Rekordowe statystyki sprzedaży mieszkań przez deweloperów tradycyjnie już nie powodują większego poruszenia wśród inwestorów giełdowych, którzy raczej bez specjalnej euforii obserwują kolejny rok sprzedażowej prosperity na pierwotnym rynku mieszkaniowym. Subindeks WIG-Nieruchomości zyskał w ubiegłym roku nieco ponad jedną piątą wartości, co na tle wielomiesięcznej słabości polskiej giełdy jest całkiem niezłym wynikiem. Sęk w tym, że taki rezultat nie specjalnie koresponduje z "epokowymi" osiągnieciami sprzedażowymi spółek deweloperskich, pozostawiając zapewne niemały niedosyt u ich akcjonariuszy.

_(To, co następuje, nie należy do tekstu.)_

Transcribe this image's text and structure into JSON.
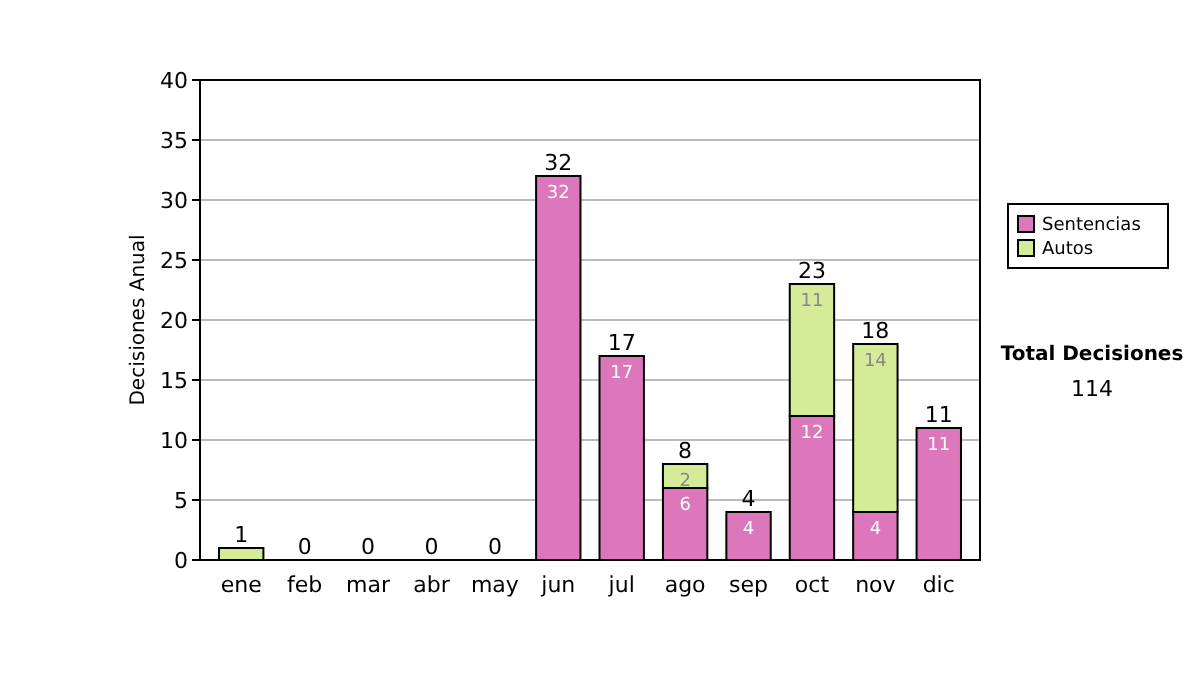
{
  "chart_data": {
    "type": "bar",
    "stacked": true,
    "ylabel": "Decisiones Anual",
    "categories": [
      "ene",
      "feb",
      "mar",
      "abr",
      "may",
      "jun",
      "jul",
      "ago",
      "sep",
      "oct",
      "nov",
      "dic"
    ],
    "series": [
      {
        "name": "Sentencias",
        "color": "#dd77bb",
        "values": [
          0,
          0,
          0,
          0,
          0,
          32,
          17,
          6,
          4,
          12,
          4,
          11
        ],
        "value_labels": [
          null,
          null,
          null,
          null,
          null,
          "32",
          "17",
          "6",
          "4",
          "12",
          "4",
          "11"
        ]
      },
      {
        "name": "Autos",
        "color": "#d4ec98",
        "values": [
          1,
          0,
          0,
          0,
          0,
          0,
          0,
          2,
          0,
          11,
          14,
          0
        ],
        "value_labels": [
          null,
          null,
          null,
          null,
          null,
          null,
          null,
          "2",
          null,
          "11",
          "14",
          null
        ]
      }
    ],
    "totals": [
      "1",
      "0",
      "0",
      "0",
      "0",
      "32",
      "17",
      "8",
      "4",
      "23",
      "18",
      "11"
    ],
    "ylim": [
      0,
      40
    ],
    "yticks": [
      0,
      5,
      10,
      15,
      20,
      25,
      30,
      35,
      40
    ],
    "grid": "y",
    "legend": "right",
    "annotations": [
      "Total Decisiones",
      "114"
    ]
  }
}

Co więcej, wciąż nie widać też specjalnej korelacji pomiędzy dynamiką sprzedaży spółek deweloperskich, a ewolucją ich notowań. Liderem wzrostów okazał się tym razem Marvipol z roczną stopą zwrotu rzędu 75 proc. Spółka jednak pod jednym szyldem w dalszym ciągu prowadzi poza deweloperką także lukratywną działalność w branży motoryzacyjnej. Poza tym przypadkiem tylko dwie spółki z notowanych w skali całego 2016 roku - Atal i Vantage Development - przyniosły zadowalające stopy zwrotu przekraczające 30 proc.
W tej sytuacji bardzo trudno jest prognozować zarówno tegoroczne notowania deweloperów na warszawskiej giełdzie jaki i ich szanse na kolejną powtórkę rekordowych wolumenów sprzedaży. Za to po trzech kolejnych historycznie najlepszych koniunkturalnie latach na pierwotnym rynku mieszkaniowym jedno wydaje się pewne - ten rok z pewnością nie będzie mniej ciekawy na rynku nieruchomości od poprzednich.